Temporal and spatial monitoring of eutrophication variables in CEMP

Typ: Rapport
Serie: RO 38
Författare: Philip Axe
Publicerad:

Sammanfattning

The OSPAR Revised Eutrophication Monitoring Programme (ETG 05/3/Info.1-E) requests that nutrient "monitoring should include sufficient samples to confirm that the maximum winter nutrient concentration has been determined", while para. 7 of the Terms of Reference for the preparation of guidance on the spatial and temporal resolution of monitoring for nutrients and eutrophication effects (ICG 003) states that "there are at least nine different water types covered by the OSPAR Maritime Area"..."guidance must, therefore, be at least complex enough to cover each type with sufficient clarity to guide contracting parties in their evaluation of the temporal and spatial coverage required to adequately assess the relevant water body". This document summarises the national reports submitted to the OSPAR Intersessional Correspondence Group on Eutrophication Monitoring, and highlights common problems faced in the monitoring of (primarily) inorganic nutrients and chlorophyll. In addition, it presents tests of different approaches to solving the spatial and temporal sampling problems associated with delivering marine eutrophication data. Based on tests of model data, monthly sampling appears adequate to give a good estimate of annual mean concentrations. Buoy data suggests that this would not be sufficient where there is tidal variability. It was not possible to determine maximum concentrations through a practical ship sampling scheme, or by using extreme value statistics. The optimum sampling programme to observe rapid events is likely to be a combination of ferrybox systems, which appear to be reliable and give both good spatial and temporal coverage, combined with buoy observations.

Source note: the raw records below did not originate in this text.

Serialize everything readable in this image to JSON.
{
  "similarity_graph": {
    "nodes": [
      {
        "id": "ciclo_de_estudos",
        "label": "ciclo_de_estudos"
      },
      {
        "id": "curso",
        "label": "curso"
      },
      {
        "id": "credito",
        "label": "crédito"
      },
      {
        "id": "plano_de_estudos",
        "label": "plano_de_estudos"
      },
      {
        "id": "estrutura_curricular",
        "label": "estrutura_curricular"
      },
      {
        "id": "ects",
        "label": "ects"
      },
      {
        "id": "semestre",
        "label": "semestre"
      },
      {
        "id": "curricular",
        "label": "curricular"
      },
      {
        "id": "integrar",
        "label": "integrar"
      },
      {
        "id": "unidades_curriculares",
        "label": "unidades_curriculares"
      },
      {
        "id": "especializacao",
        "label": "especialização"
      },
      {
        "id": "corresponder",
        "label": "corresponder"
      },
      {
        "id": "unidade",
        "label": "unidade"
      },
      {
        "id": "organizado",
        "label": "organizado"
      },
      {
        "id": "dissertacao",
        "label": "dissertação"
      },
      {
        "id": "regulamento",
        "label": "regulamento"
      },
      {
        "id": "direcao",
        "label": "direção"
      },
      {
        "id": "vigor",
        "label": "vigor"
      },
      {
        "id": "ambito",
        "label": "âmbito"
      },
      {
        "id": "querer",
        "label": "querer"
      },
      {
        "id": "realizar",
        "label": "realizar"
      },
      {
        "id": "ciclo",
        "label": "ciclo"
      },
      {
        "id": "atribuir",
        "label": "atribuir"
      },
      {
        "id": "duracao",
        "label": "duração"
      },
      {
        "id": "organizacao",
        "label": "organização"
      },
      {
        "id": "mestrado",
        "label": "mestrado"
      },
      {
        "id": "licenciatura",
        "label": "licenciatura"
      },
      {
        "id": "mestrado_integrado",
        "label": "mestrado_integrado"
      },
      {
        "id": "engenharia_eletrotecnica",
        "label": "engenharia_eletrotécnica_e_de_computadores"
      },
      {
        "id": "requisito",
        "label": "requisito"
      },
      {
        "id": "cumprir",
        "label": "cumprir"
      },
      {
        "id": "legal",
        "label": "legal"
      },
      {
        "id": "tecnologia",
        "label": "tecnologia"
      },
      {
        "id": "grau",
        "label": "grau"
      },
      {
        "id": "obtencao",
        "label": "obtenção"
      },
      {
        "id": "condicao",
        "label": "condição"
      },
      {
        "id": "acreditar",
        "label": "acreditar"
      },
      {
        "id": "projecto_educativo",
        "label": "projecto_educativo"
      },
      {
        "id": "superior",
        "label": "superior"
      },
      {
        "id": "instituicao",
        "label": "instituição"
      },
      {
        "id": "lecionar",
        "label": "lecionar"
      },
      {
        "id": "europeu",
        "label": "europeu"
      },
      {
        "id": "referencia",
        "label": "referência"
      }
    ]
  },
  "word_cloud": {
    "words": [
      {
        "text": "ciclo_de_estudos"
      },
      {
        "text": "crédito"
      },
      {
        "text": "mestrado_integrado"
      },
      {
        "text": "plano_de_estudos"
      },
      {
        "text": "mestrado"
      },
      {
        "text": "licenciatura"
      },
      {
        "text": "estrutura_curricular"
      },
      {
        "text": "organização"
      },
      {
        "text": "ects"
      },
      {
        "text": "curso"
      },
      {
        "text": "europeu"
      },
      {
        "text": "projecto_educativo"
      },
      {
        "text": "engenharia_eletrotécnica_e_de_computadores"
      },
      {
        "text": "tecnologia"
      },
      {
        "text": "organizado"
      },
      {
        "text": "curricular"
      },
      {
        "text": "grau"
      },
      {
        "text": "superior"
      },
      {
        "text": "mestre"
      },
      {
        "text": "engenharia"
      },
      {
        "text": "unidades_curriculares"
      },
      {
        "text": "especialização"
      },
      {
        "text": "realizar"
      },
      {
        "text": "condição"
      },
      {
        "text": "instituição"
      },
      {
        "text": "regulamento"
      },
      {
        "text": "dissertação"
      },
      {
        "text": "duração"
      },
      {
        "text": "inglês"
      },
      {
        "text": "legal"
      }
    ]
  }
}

To ensure data of sufficient quality, these must be controlled against conventional research vessel observations. Research vessels still have a role in seasonal mapping, and in providing data of sufficient quality for trend analysis from a large area. This is likely to remain so, at least until technologies such as gliders and optical nutrient sensors become widely available and capable of delivering reliable, high quality data.